There are two main approaches to meeting the needs of the gifted.

a)      Acceleration – This involves allowing students to complete curriculum faster, or advance through school more rapidly, based on their readiness, motivation and capability.  It allows the pace of instruction to be adjusted to meet their needs and, it offers new more appropriate challenges.

b)      Enrichment – This involves the modification of the curriculum to allow gifted learners to explore topics in greater depth of breadth, to permit the use of varied skills and generally to promote a higher level of thinking, investigation and exploration.  It often involves integration of varied learning areas, creative outcomes and products, and the use of supplementary materials beyond the normal range.

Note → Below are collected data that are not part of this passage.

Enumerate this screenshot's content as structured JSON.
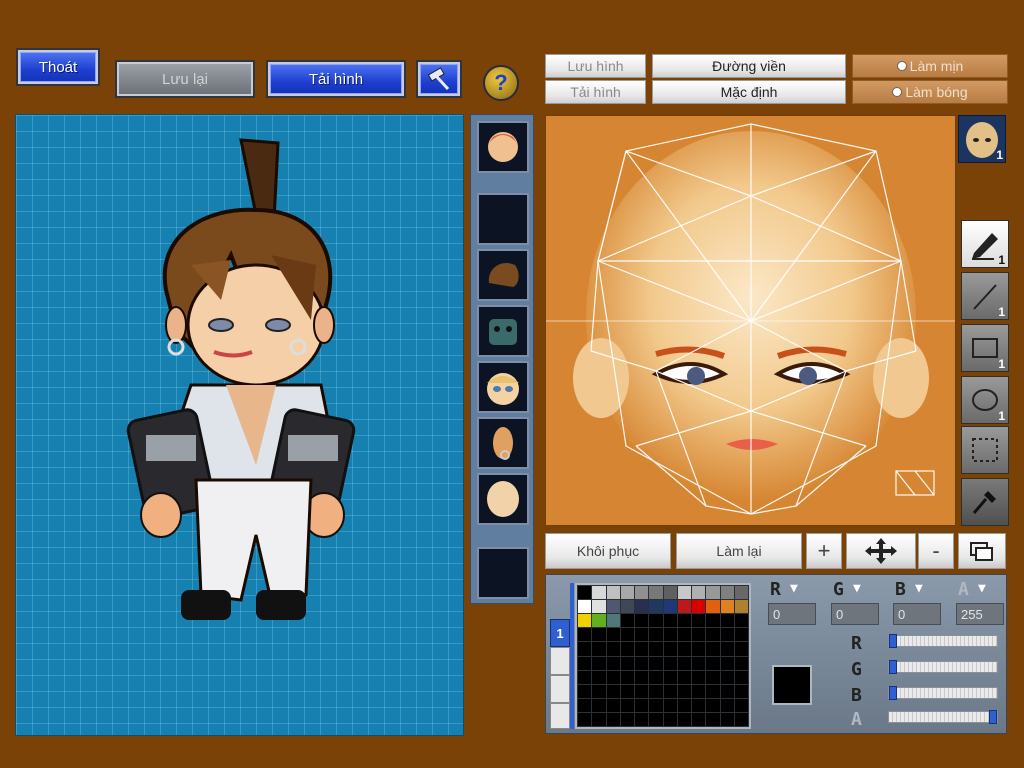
{
  "top_left": {
    "exit_label": "Thoát",
    "save_label": "Lưu lại",
    "load_label": "Tải hình"
  },
  "top_right": {
    "save_image_label": "Lưu hình",
    "load_image_label": "Tải hình",
    "outline_label": "Đường viền",
    "default_label": "Mặc định",
    "smooth_label": "Làm mịn",
    "shade_label": "Làm bóng"
  },
  "parts": [
    {
      "name": "portrait",
      "color": "#d65a2a"
    },
    {
      "name": "empty",
      "color": "#0c1424"
    },
    {
      "name": "hair",
      "color": "#7a4a20"
    },
    {
      "name": "armor",
      "color": "#3a6a6a"
    },
    {
      "name": "face",
      "color": "#e8c070"
    },
    {
      "name": "ear",
      "color": "#e0a060"
    },
    {
      "name": "body",
      "color": "#f2d2a8"
    },
    {
      "name": "empty",
      "color": "#0c1424"
    }
  ],
  "tools": {
    "pen_count": "1",
    "line_count": "1",
    "rect_count": "1",
    "ellipse_count": "1",
    "face_badge": "1"
  },
  "bottom": {
    "restore_label": "Khôi phục",
    "redo_label": "Làm lại",
    "zoom_in": "+",
    "zoom_out": "-"
  },
  "palette": {
    "swatches": [
      "#000000",
      "#d8d8d8",
      "#c0c0c0",
      "#a8a8a8",
      "#909090",
      "#787878",
      "#606060",
      "#c8c8c8",
      "#b0b0b0",
      "#989898",
      "#808080",
      "#686868",
      "#ffffff",
      "#e0e0e0",
      "#505870",
      "#404858",
      "#283050",
      "#203860",
      "#203878",
      "#c01818",
      "#d80000",
      "#e06010",
      "#e08020",
      "#b08030",
      "#f0d000",
      "#60b020",
      "#507878"
    ],
    "layer_tab": "1"
  },
  "color": {
    "r_label": "R",
    "g_label": "G",
    "b_label": "B",
    "a_label": "A",
    "r": "0",
    "g": "0",
    "b": "0",
    "a": "255",
    "current": "#000000"
  }
}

FasTracKids offers children both approaches with accelerated enrichment in the following 11 areas for a total of 88 lessons:

  • Biology
  • Technology
  • Literature
  • Math
  • Natural Science
  • Communication
  • Creativity
  • Earth Science
  • Astronomy
  • Speech, Drama and art
  • Economics

How do I recognize if my child is gifted?

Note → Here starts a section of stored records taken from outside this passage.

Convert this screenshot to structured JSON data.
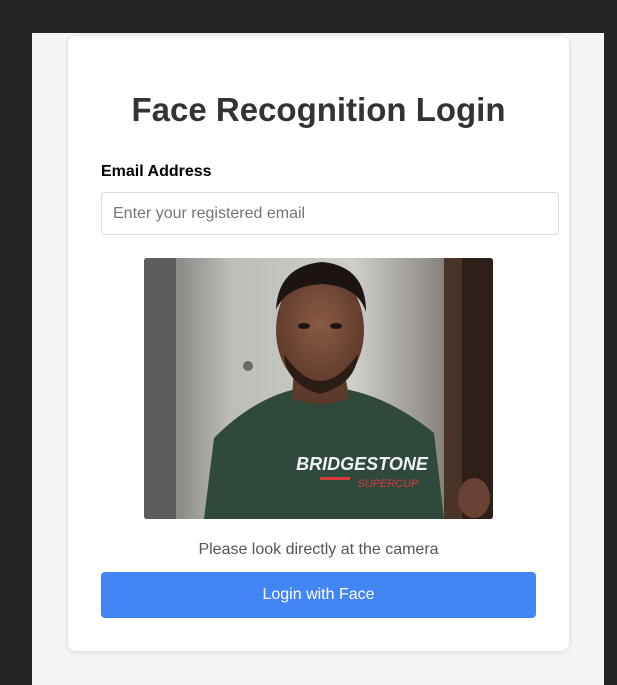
{
  "login": {
    "title": "Face Recognition Login",
    "email_label": "Email Address",
    "email_placeholder": "Enter your registered email",
    "email_value": "",
    "status_text": "Please look directly at the camera",
    "login_button": "Login with Face"
  },
  "camera_feed": {
    "shirt_text": "BRIDGESTONE",
    "shirt_subtext": "SUPERCUP"
  },
  "colors": {
    "background": "#242424",
    "page": "#f4f4f4",
    "card": "#ffffff",
    "primary": "#4285f4"
  }
}
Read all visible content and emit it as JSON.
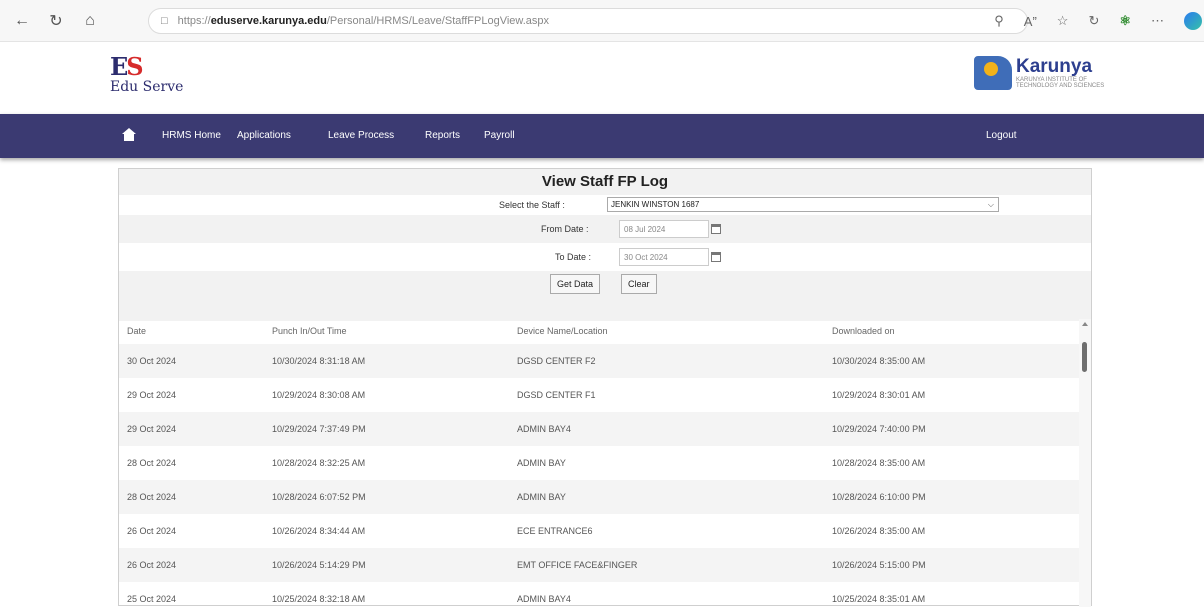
{
  "browser": {
    "url_prefix": "https://",
    "url_domain": "eduserve.karunya.edu",
    "url_path": "/Personal/HRMS/Leave/StaffFPLogView.aspx"
  },
  "header": {
    "logo_mark_e": "E",
    "logo_mark_s": "S",
    "logo_text": "Edu Serve",
    "karunya_name": "Karunya",
    "karunya_sub": "KARUNYA INSTITUTE OF TECHNOLOGY AND SCIENCES"
  },
  "nav": {
    "items": [
      "HRMS Home",
      "Applications",
      "Leave Process",
      "Reports",
      "Payroll"
    ],
    "logout": "Logout"
  },
  "page": {
    "title": "View Staff FP Log",
    "staff_label": "Select the Staff :",
    "staff_value": "JENKIN WINSTON 1687",
    "from_label": "From Date :",
    "from_value": "08 Jul 2024",
    "to_label": "To Date :",
    "to_value": "30 Oct 2024",
    "get_data": "Get Data",
    "clear": "Clear"
  },
  "table": {
    "headers": [
      "Date",
      "Punch In/Out Time",
      "Device Name/Location",
      "Downloaded on"
    ],
    "rows": [
      [
        "30 Oct 2024",
        "10/30/2024 8:31:18 AM",
        "DGSD CENTER F2",
        "10/30/2024 8:35:00 AM"
      ],
      [
        "29 Oct 2024",
        "10/29/2024 8:30:08 AM",
        "DGSD CENTER F1",
        "10/29/2024 8:30:01 AM"
      ],
      [
        "29 Oct 2024",
        "10/29/2024 7:37:49 PM",
        "ADMIN BAY4",
        "10/29/2024 7:40:00 PM"
      ],
      [
        "28 Oct 2024",
        "10/28/2024 8:32:25 AM",
        "ADMIN BAY",
        "10/28/2024 8:35:00 AM"
      ],
      [
        "28 Oct 2024",
        "10/28/2024 6:07:52 PM",
        "ADMIN BAY",
        "10/28/2024 6:10:00 PM"
      ],
      [
        "26 Oct 2024",
        "10/26/2024 8:34:44 AM",
        "ECE ENTRANCE6",
        "10/26/2024 8:35:00 AM"
      ],
      [
        "26 Oct 2024",
        "10/26/2024 5:14:29 PM",
        "EMT OFFICE FACE&FINGER",
        "10/26/2024 5:15:00 PM"
      ],
      [
        "25 Oct 2024",
        "10/25/2024 8:32:18 AM",
        "ADMIN BAY4",
        "10/25/2024 8:35:01 AM"
      ]
    ]
  }
}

If you live with a gifted child or have one in your class there is a good chance you will begin to recognize a number of characteristics that tend to differentiate them from most children, even most capable children.  While many parents feel their children are gifted purely due to their observations of the pace of their development in the early preschool years, extreme giftedness is much more rare.  While some teachers tend to assume that gifted children can take care of themselves and so require less attention, this can be a dangerous assumption.  Life for the highly gifted child can be an extremely frustrating, confusing and at times lonely experience if their giftedness isn’t identified and supported.  If your child demonstrates, to a significantly greater extent, a large number of the following characteristics, they may be gifted and will need support, encouragement and some adaptation by teachers and parents:

  • The ability to invent or create novel or original things, or look at their world in unusual ways.
  • The desire and ability to investigate their immediate world, to see the unusual and observe things that others don’t notice.
  • Extreme curiosity demonstrated by experimentation, investigation and in depth study.
  • Using extended vocabulary, complex sentence structure and varied language forms.
  • Understanding and using imagery and metaphorical language at a young age (often under 5 years).
  • Exploring varied interests often at depth, well beyond their years.
  • Being able to learn rapidly and easily compared to other children.
  • Gaining great pleasure and excitement when they are learning new and difficult things.
  • Outstanding memory demonstrated by encyclopedic recall.
  • A desire to spend time with older children or adults and to learn with and from them.
  • Being able to cope with the introduction of many new ideas. Sometimes simultaneously.
  • Wanting to spend large amounts of time learning about a favorite topic
  • Capable of generating many solutions to verbal or mathematical problems.
  • Enjoying and seeking out frequent intellectual challenges
  • Demonstrating unusual imagination that is stimulated easily and sometimes independently.
  • Ability to generate multiple ideas and solutions to problems.
  • Showing preparedness to question assumed knowledge or ways of doing things.
  • Often preferring individual work rather than group work and able to work well independently.
  • Demonstrating a highly mature and unusual sense of humor.
  • Sometimes having expectations of themselves that are too demanding and unrealistic.
  • Demonstrating single-mindedness and extreme determination when pursuing interests.

If you think about the above characteristics it should be easy to see how they might well be misinterpreted by teachers and parents who don’t understand giftedness.  For example, wanting to work independently could be seen as anti-social, single-mindedness can be seen as self-focused, questioning the assumed knowledge of the teacher could be seen as rudeness and so on.  This is why the gifted need to be understood and supported; they are different.